Vision Phase

Overview and Environment

In the vision part, we realize motion detection and facial recognition functionality.

Software support: Python 2.7 + OpenCV 2.4.9

Installation guide can be found HERE .


Motion Detection

In order to track one moving object in the video frame, we have to set an background as a reference and then compare current video frame with it. Figure 1 can give an intuitive explanation.

Fig.1. The explanation of motion detection

For every video frame, we try to find the differences between it and the background. After that we quantize this the result image to a pure black and white image. Then the object will be all in white color thus we can get the position of the object and bound it with a rectangle.

Since we are doing monitoring, we do not want to get the small object such as a flying bug. To avoid this, we simply set a threshold for the object contour area, if the area occupied by the detected object is large enough, we can say it might be someone in front of our camera.


Facial Recognition

Facial recognition can be achieved under motion detection. Instead of detecting objects in the whole video frame, we now only focus on the central part of the frame. Once an object is detected and this object keeps existing in the central area for 40 frames, which is about 1 or 2 seconds, the facial recognition thread will be triggered.

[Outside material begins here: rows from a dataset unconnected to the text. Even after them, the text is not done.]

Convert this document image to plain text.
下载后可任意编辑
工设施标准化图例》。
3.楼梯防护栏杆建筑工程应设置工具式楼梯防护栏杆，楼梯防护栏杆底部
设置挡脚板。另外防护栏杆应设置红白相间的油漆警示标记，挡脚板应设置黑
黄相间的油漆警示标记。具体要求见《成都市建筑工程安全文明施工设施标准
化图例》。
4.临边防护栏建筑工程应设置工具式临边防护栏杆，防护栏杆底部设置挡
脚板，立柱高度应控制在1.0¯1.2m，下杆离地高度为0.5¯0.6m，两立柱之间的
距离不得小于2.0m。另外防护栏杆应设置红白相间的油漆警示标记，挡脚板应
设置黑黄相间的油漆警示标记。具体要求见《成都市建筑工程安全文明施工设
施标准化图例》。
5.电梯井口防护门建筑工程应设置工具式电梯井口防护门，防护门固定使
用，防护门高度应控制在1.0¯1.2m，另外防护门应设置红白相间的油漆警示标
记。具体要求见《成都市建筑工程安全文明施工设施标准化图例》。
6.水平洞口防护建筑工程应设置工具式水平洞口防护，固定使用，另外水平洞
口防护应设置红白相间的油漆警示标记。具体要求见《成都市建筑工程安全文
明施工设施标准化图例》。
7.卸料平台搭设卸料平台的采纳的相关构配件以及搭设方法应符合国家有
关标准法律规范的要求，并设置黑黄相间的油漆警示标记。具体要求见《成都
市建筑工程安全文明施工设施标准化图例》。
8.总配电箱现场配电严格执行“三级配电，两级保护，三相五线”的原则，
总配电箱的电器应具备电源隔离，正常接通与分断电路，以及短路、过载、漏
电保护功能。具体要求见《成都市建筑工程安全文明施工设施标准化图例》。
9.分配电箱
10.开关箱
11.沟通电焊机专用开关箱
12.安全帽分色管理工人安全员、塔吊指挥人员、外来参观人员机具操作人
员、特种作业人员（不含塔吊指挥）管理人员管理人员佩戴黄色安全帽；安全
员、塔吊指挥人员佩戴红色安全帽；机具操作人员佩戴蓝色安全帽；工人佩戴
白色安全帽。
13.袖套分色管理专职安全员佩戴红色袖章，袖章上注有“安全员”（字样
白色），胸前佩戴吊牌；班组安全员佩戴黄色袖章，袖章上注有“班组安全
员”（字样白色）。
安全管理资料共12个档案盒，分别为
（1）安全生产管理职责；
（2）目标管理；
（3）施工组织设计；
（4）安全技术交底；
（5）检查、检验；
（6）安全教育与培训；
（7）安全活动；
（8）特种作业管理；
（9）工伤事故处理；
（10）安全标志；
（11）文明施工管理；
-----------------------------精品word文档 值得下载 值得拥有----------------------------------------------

In facial recognition thread, we will try to detect faces in the video frame by calling function detectMultiScale(). This function is provided by OpenCV, we can easily use it. Figure 2 shows one example result of this function.

Fig.2. Result of face detection

Then we can predict the face generated by face detection function and try to recognize who the person is. The recognition process will first get reference images from database and do the training, then predict the id of the detected face as well as a confidence value. This value is a negative value, the greater it is, the less confident our program will be for the result.